The mandate is aimed at ending the common practice by many hospitals of insisting that only family members by blood or marriage be allowed to visit patients.

The memo from Obama to HHS Secretary Kathleen Sebelius orders new rules ensuring that hospitals ‘respect the rights of patients to designate visitors.’ President Obama wants to expand on steps taken by many states to put an end to discrimination in hospital visitations.

The rule-making process could take several months, as there are still a number of areas in which federal law requires proof of marriage, including receiving Social Security benefits and in taxes.

“All Across America, Patients are Denied the Kindness and Caring of a Loved One at Their Sides”

In the memo (PDF), Obama wrote:

“There are few moments in our lives that call for greater compassion and companionship than when a loved one is admitted to the hospital. In these hours of need and moments of pain and anxiety, all of us would hope to have a hand to hold, a shoulder on which to lean — a loved one to be there for us, as we would be there for them.

Yet every day, all across America, patients are denied the kindnesses and caring of a loved one at their sides — whether in a sudden medical emergency or a prolonged hospital stay. Often, a widow or widower with no children is denied the support and comfort of a good friend. Members of religious orders are sometimes unable to choose someone other than an immediate family member to visit them and make medical decisions on their behalf. Also uniquely affected are gay and lesbian Americans who are often barred from the bedsides of the partners with whom they may have spent decades of their lives — unable to be there for the person they love, and unable to act as a legal surrogate if their partner is incapacitated.”

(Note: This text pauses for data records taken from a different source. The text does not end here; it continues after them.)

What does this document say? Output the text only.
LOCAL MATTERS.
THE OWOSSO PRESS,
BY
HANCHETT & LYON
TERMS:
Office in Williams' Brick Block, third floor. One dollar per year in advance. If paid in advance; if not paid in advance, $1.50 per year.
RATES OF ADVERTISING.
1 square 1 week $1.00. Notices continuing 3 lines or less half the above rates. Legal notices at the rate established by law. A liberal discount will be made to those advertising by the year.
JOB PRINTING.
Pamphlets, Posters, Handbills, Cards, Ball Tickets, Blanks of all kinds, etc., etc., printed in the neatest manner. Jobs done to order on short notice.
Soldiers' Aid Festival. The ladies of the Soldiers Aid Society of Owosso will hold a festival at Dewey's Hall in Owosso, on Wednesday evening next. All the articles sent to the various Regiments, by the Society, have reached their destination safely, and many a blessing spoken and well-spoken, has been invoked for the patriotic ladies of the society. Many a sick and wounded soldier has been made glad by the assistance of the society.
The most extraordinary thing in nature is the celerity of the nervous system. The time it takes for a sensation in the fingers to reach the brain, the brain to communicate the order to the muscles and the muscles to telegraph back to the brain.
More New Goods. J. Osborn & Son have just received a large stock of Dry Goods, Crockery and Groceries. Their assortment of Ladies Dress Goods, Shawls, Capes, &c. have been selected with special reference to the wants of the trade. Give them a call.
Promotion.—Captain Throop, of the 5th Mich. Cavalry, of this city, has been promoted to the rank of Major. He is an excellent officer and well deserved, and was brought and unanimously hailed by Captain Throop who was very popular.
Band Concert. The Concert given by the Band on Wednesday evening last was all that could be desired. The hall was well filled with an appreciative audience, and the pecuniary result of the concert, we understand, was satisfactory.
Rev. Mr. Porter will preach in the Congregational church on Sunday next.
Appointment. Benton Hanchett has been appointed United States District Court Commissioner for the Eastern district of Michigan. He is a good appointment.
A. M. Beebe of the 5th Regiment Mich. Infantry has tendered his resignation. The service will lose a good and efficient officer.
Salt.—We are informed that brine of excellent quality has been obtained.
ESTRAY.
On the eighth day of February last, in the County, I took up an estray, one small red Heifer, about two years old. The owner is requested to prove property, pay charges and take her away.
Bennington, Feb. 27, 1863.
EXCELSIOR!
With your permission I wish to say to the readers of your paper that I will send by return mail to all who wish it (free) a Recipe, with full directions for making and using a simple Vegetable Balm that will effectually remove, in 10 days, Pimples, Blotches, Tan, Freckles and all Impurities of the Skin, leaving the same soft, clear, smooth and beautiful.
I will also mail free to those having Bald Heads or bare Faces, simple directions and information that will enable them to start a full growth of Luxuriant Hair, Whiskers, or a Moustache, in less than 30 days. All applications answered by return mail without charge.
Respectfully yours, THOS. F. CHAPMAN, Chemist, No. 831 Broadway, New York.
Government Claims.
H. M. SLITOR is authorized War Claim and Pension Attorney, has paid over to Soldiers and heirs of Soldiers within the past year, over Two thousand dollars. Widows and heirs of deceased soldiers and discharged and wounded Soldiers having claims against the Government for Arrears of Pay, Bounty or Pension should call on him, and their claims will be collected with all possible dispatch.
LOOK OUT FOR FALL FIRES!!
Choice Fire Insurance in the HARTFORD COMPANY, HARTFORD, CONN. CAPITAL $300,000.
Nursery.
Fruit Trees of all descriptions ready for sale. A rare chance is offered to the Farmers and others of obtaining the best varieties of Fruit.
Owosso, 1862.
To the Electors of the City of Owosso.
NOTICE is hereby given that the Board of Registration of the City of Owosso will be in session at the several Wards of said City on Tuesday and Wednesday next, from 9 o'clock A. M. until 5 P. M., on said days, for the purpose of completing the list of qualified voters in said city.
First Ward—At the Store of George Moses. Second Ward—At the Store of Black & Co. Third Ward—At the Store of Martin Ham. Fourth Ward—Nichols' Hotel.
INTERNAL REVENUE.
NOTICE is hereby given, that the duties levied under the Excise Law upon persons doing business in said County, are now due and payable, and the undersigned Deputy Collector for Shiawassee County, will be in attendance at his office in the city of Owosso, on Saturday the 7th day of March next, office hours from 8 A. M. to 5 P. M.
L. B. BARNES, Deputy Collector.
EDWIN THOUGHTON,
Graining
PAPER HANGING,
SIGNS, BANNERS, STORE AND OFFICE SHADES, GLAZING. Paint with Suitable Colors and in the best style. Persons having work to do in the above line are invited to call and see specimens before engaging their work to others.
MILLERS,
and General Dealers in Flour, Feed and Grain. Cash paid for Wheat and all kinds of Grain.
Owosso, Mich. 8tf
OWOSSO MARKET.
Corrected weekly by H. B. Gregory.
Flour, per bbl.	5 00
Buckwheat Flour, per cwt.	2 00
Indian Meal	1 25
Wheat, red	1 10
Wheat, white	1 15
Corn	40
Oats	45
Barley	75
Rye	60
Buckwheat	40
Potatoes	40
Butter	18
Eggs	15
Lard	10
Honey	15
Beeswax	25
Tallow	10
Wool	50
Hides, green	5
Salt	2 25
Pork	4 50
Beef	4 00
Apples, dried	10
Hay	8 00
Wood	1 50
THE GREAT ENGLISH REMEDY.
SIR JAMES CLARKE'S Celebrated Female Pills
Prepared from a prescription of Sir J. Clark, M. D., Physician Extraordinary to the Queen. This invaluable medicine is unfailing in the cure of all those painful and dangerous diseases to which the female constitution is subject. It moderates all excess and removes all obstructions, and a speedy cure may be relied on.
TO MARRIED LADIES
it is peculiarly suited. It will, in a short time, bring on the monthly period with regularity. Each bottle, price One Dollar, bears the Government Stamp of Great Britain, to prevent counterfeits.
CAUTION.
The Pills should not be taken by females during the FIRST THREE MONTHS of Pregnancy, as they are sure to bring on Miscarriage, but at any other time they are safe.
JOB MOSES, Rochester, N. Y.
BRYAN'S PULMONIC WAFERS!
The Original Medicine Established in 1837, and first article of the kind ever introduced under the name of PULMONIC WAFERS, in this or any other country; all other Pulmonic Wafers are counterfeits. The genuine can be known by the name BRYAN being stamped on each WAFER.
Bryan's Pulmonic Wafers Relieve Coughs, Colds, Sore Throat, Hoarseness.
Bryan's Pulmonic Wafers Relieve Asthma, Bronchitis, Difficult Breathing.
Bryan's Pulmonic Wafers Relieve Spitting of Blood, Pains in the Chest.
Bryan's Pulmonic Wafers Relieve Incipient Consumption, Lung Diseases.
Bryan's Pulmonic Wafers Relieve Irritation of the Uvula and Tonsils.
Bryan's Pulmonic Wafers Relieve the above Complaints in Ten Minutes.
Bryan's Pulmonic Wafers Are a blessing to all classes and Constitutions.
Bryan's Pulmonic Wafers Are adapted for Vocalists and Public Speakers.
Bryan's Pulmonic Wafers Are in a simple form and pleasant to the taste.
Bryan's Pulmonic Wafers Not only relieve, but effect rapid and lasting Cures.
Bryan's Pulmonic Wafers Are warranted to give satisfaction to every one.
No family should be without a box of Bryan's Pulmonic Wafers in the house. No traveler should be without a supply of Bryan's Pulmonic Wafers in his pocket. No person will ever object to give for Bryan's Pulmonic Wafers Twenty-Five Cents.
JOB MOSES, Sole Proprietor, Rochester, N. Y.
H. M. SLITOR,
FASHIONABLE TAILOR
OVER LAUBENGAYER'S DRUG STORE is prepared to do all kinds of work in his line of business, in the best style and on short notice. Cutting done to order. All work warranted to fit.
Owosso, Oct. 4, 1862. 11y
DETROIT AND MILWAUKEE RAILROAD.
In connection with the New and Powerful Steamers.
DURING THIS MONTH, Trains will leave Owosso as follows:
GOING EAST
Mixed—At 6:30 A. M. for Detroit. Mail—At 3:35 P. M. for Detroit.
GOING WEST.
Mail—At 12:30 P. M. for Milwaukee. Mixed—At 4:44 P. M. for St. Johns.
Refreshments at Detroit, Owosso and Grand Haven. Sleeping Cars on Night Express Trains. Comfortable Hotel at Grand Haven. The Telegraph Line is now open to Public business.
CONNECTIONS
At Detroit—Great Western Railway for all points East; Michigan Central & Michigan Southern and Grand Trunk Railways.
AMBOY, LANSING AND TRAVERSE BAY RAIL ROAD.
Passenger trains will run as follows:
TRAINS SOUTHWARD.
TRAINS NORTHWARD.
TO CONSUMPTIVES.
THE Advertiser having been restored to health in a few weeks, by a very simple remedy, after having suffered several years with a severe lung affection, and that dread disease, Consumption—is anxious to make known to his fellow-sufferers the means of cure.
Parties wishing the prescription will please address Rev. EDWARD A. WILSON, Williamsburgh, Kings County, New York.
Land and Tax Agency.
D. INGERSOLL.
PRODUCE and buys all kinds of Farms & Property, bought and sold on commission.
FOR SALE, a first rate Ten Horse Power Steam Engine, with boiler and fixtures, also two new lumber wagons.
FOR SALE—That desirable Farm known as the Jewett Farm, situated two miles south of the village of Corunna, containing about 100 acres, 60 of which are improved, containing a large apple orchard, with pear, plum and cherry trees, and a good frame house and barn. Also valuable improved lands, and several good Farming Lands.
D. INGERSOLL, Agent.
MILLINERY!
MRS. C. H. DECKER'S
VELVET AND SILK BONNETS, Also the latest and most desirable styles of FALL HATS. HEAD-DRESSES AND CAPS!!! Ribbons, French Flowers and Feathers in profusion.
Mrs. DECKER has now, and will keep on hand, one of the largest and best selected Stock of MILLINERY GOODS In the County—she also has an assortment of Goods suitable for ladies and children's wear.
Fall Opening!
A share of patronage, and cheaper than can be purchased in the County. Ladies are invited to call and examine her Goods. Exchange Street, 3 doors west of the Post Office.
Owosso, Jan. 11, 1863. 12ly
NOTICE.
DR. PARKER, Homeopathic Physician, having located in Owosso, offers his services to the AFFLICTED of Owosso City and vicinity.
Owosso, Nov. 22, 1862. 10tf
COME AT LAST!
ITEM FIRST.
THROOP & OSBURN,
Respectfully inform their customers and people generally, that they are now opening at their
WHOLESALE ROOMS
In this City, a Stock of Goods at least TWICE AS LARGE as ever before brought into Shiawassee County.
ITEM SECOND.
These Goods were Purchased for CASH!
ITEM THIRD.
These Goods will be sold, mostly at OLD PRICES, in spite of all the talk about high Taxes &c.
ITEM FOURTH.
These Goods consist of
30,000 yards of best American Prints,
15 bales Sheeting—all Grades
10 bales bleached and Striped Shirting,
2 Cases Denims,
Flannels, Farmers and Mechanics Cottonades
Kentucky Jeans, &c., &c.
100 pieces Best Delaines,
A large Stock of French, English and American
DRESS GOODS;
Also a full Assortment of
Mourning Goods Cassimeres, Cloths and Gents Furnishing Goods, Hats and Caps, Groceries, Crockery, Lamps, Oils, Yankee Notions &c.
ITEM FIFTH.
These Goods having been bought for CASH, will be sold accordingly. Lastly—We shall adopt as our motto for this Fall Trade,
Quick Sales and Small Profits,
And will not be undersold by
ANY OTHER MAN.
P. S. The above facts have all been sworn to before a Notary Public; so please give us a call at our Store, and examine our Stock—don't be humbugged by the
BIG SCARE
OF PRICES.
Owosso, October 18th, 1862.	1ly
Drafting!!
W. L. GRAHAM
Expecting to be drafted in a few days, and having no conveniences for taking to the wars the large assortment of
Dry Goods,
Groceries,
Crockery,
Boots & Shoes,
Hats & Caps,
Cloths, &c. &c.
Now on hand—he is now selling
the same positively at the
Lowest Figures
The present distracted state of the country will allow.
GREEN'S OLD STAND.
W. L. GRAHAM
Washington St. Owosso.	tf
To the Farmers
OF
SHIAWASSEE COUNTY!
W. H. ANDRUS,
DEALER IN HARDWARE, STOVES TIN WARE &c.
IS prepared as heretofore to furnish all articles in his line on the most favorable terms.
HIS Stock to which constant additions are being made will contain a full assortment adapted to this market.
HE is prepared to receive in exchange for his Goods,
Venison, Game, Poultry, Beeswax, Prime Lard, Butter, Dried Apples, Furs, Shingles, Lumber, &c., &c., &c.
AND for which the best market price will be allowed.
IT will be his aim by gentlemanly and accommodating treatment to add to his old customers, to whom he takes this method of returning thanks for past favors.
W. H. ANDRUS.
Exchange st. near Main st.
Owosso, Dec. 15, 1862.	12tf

According to the Washington Post, Officials said Obama had been moved by the story of a lesbian couple in Florida — Janice Langbehn and Lisa Pond, who were together for almost 18 years — who were kept apart when Pond collapsed of a cerebral aneurysm in February 2007, dying hours later at a hospital without her partner and children by her side.

The document clearly focuses on gays but the new rules will apply to widows and widowers unable to receive visits from friends or companions and allow some religious orders to designate someone other family members to make medical decisions. It’s a big step towards eliminating discrimination, but there are more to go.